The Administration was committed to “protecting and restoring the health and beauty of our national forests”, Mike Johanns, the US Agriculture Secretary, said. But environmental groups said that the decision, like the US rejection of the Kyoto treaty and Mr Bush’s plans to drill for oil in the Alaskan wildlife refuge, relegated the environment below energy interests. They said that habitats and water sources would be threatened.
They also said that the move, which they dubbed the “no tree left behind” policy, marked an irreversible move to open unspoilt lands to mining and logging. Energy companies welcomed the decision, and analysts said that the first moves into the forests were likely to be by groups drilling for natural gas rather than by loggers.

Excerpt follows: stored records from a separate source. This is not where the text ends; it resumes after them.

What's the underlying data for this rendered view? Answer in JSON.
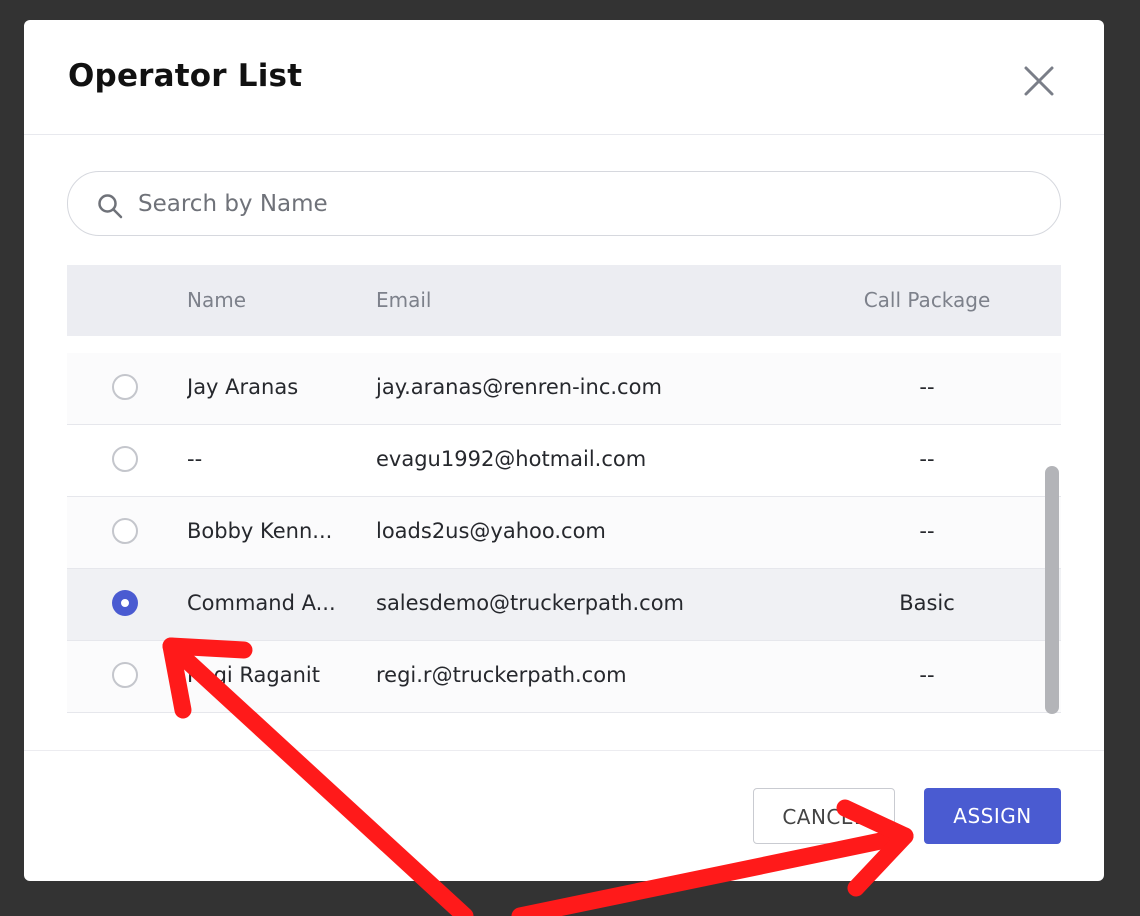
{
  "dialog": {
    "title": "Operator List",
    "close_icon": "close-icon"
  },
  "search": {
    "placeholder": "Search by Name",
    "value": "",
    "icon": "search-icon"
  },
  "table": {
    "headers": {
      "name": "Name",
      "email": "Email",
      "call_package": "Call Package"
    },
    "rows": [
      {
        "name": "Jay Aranas",
        "email": "jay.aranas@renren-inc.com",
        "call_package": "--",
        "selected": false
      },
      {
        "name": "--",
        "email": "evagu1992@hotmail.com",
        "call_package": "--",
        "selected": false
      },
      {
        "name": "Bobby Kenn...",
        "email": "loads2us@yahoo.com",
        "call_package": "--",
        "selected": false
      },
      {
        "name": "Command A...",
        "email": "salesdemo@truckerpath.com",
        "call_package": "Basic",
        "selected": true
      },
      {
        "name": "Regi Raganit",
        "email": "regi.r@truckerpath.com",
        "call_package": "--",
        "selected": false
      }
    ]
  },
  "footer": {
    "cancel_label": "CANCEL",
    "assign_label": "ASSIGN"
  },
  "colors": {
    "accent": "#4a5bd1",
    "annotation_arrows": "#ff1a1a",
    "backdrop": "#333333"
  }
}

The Independent Petroleum Association of America, which represents energy companies, said that up to 11 trillion cubic feet of natural gas could be developed in areas that had previously been off-limits.
The fate of the country’s national forests has simmered for decades in the American West and other parts of smalltown rural America. Small communities, especially those struggling economically, often want to exploit lands that they regard as a natural resource. They deride environmentalists as representing suburbanites rather than rural folk.

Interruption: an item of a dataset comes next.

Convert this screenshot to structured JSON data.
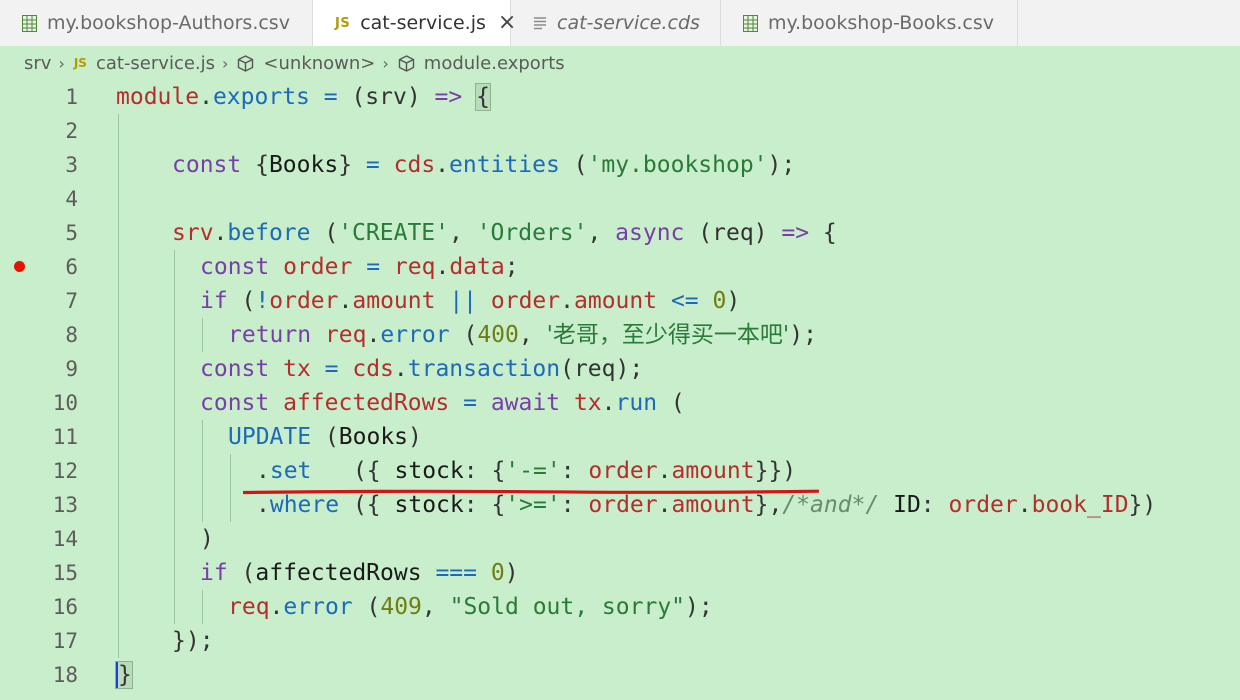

Mr Clinton’s sweeping measure to place national forests beyond the reach of developers was bitterly opposed by some Western governors, who argued that the lands should be open to a variety of uses. The abrupt manner in which Mr Clinton acted, in the dying days of his Administration, also irked many in the West. The law has become the subject of a number of lawsuits that are still going through the courts.
Mr Bush’s move concerns 58.5 million acres, most of it in the West. States most affected include Alaska, with 14.8 million acres of roadless forest, Idaho, with 9.3 million, and Montana, with 6.4 million. Colorado, California and Utah all have more than 4 million acres. Wyoming and Nevada have more than 3 million. The total area involved, is 91,406 square miles.
Under the administration plan, 34.3 million forest acres will become open to road-building. New management plans will have to be written for the other 24.2 million acres before roads can be build on them.
One effect will be to place decision-making over federal land in the hands of local state authorities. Robert Vandermark, director of the Heritage Forests Campaign, said that millions of acres of America’s last wild forests were “immediately at risk”. He added: “National forests deserve national protection and should not be subject to the whims of local politics.”
The group said that 386,000 miles of roads already existed in US forest lands and that the Forest Service had a backlog of maintenance work on them totalling $10 billion.
Niel Lawrence, of the Natural Resources Defence Council, said that Mr Bush had replaced the roadless rule with a “treeless” rule, so depriving “future generations of their birthright and national heritage”.
Environmental groups claim to have the public on their side. Four million people voiced support for Mr Clinton’s act, according to the League of Conservation Voters.
Bill Richardson, the Democratic Governor of New Mexico, said the move was anti- environment and a wholesale assault to drill more oil or gas and cut more timber. “It’s going to start a war in the West.”